Panama’s Supreme Court decision to boot a Chinese company from the strategic Panama Canal gives a boost to President Donald Trump’s effort to revive the Monroe Doctrine in the Western Hemisphere aimed at reducing Chinese influence in Latin America. The ruling comes one year after President Trump zeroed in on Chinese influence in the country and the vital strategic waterway built by the U.S. more than a century ago. “China is operating the Panama Canal, and we didn’t give it to China,” Trump said in his inauguration address. “We gave it to Panama, and we’re taking it back.”
The ruling from Panama’s high court caps a year-long legal battle between the Chinese and Panamanian governments after Chinese regulators blocked the Hong Kong-based CK Hutchinson shipping company from selling its stakes in the ports of Balboa on the Pacific Coast and Cristóbal on the Caribbean side to an American consortium under U.S. pressure.
First Maduro, now the Panama Canal
“The United States is encouraged by the recent Panamanian Supreme Court’s decision to rule port concessions to China unconstitutional,” Rubio said in a statement posted to X after the decision was announced.
In December, the Chinese government released a new policy paper doubling down on the importance of maintaining and expanding its influence in Latin America. The government vowed to continue its commercial cooperation, expand military and security ties in the region, and push back on new U.S. military deployments.
Just one month later, China has faced major setbacks to its plans. Earlier this month, the United States captured Venezuelan dictator Nicolás Maduro, a close ally of Beijing. Now, China’s efforts to stop CK Hutchinson’s ouster from Panama have been thwarted.
Shortly after the inauguration, President Trump dispatched the newly confirmed Secretary of State Marco Rubio to Panama, where he told the country’s president that Chinese Communist Party influence over the canal was “a threat” and pressured the government to change it.
A growing threat
In recent years, China has grown its influence in Latin America, becoming the region’s top trade partner and investing directly in infrastructure and energy projects. The communist power has also expanded ties with friendly regimes that can create headaches for the United States in its own backyard, like Venezuela, Cuba, and Nicaragua.
Panama itself has also been a key target of Beijing. In 2017, the small Latin American country cut diplomatic ties with Taiwan and formally recognized the Chinese Communist Party government on the mainland. Then, in 2018, Panama was the first country in the region to sign up for China’s Belt and Road Initiative, an infrastructure investment program designed to expand China’s influence across the globe.
The Trump administration viewed this growing influence as a threat to U.S. interests. Before the high court ruling, a Chinese company controlled the main ports at both entrances to the canal. In 2018, a consortium of Chinese companies was also awarded a contract to construct a bridge over the canal.

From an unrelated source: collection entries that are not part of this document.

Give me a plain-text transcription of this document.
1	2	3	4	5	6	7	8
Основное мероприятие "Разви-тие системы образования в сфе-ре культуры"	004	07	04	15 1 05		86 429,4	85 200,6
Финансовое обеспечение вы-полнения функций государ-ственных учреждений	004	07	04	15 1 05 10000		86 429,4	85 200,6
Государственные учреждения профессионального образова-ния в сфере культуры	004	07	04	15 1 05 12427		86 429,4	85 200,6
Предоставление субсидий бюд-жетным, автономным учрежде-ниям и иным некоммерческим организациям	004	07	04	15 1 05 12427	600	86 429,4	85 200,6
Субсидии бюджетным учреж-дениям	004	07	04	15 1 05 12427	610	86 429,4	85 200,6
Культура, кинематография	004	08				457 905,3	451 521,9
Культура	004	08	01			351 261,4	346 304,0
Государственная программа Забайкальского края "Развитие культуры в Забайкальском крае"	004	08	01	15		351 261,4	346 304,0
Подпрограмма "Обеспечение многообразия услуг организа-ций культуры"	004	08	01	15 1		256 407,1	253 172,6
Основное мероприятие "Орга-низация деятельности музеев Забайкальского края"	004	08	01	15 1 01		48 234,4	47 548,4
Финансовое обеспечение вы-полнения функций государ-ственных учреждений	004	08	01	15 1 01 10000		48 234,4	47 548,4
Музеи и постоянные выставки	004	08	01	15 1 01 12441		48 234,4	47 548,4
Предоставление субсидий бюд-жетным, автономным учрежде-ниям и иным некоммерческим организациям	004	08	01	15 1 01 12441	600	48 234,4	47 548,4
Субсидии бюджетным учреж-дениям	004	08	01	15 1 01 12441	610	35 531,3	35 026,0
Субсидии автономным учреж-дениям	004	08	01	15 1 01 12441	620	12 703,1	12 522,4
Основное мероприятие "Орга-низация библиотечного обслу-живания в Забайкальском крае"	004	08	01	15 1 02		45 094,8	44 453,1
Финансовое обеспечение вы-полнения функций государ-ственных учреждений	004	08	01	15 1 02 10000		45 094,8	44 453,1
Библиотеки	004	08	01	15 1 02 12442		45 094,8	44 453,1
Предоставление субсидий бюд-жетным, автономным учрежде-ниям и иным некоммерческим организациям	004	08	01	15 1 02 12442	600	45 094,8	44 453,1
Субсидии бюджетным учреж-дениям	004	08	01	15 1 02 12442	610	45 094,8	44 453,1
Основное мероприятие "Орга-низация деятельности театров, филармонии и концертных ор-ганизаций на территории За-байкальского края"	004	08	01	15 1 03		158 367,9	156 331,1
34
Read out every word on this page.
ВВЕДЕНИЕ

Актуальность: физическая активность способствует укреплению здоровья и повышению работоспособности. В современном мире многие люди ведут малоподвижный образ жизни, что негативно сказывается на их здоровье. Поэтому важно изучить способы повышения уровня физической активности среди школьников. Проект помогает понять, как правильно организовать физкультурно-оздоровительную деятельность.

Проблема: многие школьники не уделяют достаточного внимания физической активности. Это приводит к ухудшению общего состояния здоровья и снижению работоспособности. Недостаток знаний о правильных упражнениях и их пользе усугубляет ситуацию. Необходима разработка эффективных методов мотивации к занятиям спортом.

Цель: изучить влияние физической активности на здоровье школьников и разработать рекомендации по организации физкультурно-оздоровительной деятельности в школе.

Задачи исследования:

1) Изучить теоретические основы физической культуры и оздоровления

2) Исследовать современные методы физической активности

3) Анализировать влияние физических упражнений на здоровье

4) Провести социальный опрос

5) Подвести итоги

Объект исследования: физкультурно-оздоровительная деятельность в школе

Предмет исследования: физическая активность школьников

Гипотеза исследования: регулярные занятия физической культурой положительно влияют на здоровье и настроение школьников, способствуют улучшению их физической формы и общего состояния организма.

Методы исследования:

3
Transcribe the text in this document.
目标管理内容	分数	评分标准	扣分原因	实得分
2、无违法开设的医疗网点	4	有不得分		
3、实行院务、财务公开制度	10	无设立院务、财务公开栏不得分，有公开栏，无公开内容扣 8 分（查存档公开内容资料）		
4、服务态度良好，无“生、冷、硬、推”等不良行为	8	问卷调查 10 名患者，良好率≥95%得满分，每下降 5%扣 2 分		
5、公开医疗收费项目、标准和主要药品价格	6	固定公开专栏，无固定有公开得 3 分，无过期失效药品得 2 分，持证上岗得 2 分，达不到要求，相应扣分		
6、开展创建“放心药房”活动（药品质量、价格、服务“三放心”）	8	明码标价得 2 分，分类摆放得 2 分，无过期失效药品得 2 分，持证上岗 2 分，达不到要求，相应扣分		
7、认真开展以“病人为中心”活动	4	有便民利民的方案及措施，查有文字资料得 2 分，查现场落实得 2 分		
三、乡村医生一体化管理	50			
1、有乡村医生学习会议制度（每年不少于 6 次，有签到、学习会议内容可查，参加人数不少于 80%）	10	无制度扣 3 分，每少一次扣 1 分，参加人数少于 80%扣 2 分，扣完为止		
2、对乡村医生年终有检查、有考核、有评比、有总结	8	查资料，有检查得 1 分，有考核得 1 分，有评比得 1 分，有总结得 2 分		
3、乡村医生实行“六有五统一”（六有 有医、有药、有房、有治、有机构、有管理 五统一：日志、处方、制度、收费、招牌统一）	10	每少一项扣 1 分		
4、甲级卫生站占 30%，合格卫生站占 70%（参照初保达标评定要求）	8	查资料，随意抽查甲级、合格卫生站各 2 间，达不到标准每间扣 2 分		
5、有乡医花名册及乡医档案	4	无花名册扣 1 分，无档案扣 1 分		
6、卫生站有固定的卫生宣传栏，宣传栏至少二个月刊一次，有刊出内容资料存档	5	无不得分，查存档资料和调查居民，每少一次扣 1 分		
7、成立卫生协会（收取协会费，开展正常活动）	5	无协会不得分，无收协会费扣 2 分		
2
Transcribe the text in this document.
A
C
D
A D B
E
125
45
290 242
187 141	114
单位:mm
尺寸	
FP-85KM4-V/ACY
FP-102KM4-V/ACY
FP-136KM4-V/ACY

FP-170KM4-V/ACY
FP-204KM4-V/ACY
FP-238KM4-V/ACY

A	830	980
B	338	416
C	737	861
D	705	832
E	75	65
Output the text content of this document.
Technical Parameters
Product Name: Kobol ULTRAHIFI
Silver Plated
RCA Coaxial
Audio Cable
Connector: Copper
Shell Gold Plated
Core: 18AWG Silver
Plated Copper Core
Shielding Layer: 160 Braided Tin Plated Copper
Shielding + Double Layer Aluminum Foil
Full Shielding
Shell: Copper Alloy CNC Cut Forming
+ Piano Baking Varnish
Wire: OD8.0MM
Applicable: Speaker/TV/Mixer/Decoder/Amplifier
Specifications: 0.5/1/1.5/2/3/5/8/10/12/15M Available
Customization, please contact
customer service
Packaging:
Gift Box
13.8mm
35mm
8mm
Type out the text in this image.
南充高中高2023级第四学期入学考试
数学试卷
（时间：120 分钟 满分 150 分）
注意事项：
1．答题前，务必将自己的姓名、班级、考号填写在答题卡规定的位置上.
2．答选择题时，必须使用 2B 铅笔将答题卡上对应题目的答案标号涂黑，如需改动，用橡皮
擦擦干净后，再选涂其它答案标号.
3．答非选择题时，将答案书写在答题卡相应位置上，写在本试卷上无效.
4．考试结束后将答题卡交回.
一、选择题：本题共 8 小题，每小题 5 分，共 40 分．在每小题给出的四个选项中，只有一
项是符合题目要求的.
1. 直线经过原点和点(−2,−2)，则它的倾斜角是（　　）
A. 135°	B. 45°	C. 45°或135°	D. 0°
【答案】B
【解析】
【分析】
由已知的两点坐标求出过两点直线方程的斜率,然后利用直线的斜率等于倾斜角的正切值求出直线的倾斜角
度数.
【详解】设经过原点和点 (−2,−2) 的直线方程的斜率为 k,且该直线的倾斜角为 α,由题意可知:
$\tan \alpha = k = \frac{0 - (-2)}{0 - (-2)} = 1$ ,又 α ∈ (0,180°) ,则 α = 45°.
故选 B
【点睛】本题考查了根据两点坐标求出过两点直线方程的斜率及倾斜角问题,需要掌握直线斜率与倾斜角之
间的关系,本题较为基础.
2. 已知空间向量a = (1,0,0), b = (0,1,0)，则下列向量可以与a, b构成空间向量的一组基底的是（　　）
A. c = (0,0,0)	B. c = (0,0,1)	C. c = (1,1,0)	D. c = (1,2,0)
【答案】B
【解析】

Former CIA operations agent Rick de la Torre told Just the News last year that the Trump administration was right to focus on the threat posed by China to the waterway, which is vital for moving U.S. military ships between the Atlantic and Pacific Oceans without going around South America.
When the United States originally handed the canal over to Panama in the 1970s, both countries signed a treaty in which Panama promised to preserve the neutrality of the canal. The U.S. also reserved the right to intervene militarily if the neutrality of the canal is threatened.
Under pressure from the U.S. government, CK Hutchison announced plans to sell the facilities and dozens of ports around the world to a group led by U.S.-based private investment firm BlackRock, Just the News previously reported.
However, the deal alarmed Beijing, which used the nation’s regulatory approval process to stall the deal. China’s antitrust regulatory agency launched a probe into the proposed $23 billion sale by CK Hutchison early last year. The Chinese government demanded its state-owned shipping company, COSCO, receive a majority stake in the new consortium controlling the ports.
This prompted private lawyers and Panama’s comptroller to file lawsuits against CK Hutchinson, alleging the company’s contracts violated the interests of the Panamanian government and its taxpayers. Panama’s comptroller alleged that the deal “left $1.3 billion on the table” in the form of tax incentives and benefits granted to the company.
With the high court’s ruling, China’s effort to stop CK Hutchinson’s ouster has failed. But, this is not the only setback currently facing China’s efforts to expand its influence in Latin America.
President Trump’s ouster of Maduro in Venezuela left the Chinese government holding the bag on years of investments in energy projects and political support for the regime, Just the News reported earlier this month.
For China, Venezuela was a significant partner in the Western Hemisphere, and the recipient of Beijing’s sizable investments in the country’s oil industry. In return, Beijing imported cheap oil from Caracas, which had difficulty selling elsewhere under U.S. sanctions.
Since 2016, Chinese investors have put more than $2 billion into Venezuela’s oil industry, according to a 2023 estimate from the American Enterprise Institute. Chinese companies remained among the small number of foreign firms still operating in the country after sanctions were imposed.
But, shortly after Maduro was captured, the U.S. demanded that his successors cut ties with their three major partners, China, Russia, and Iran, leaving the status of Chinese investments in the country unresolved.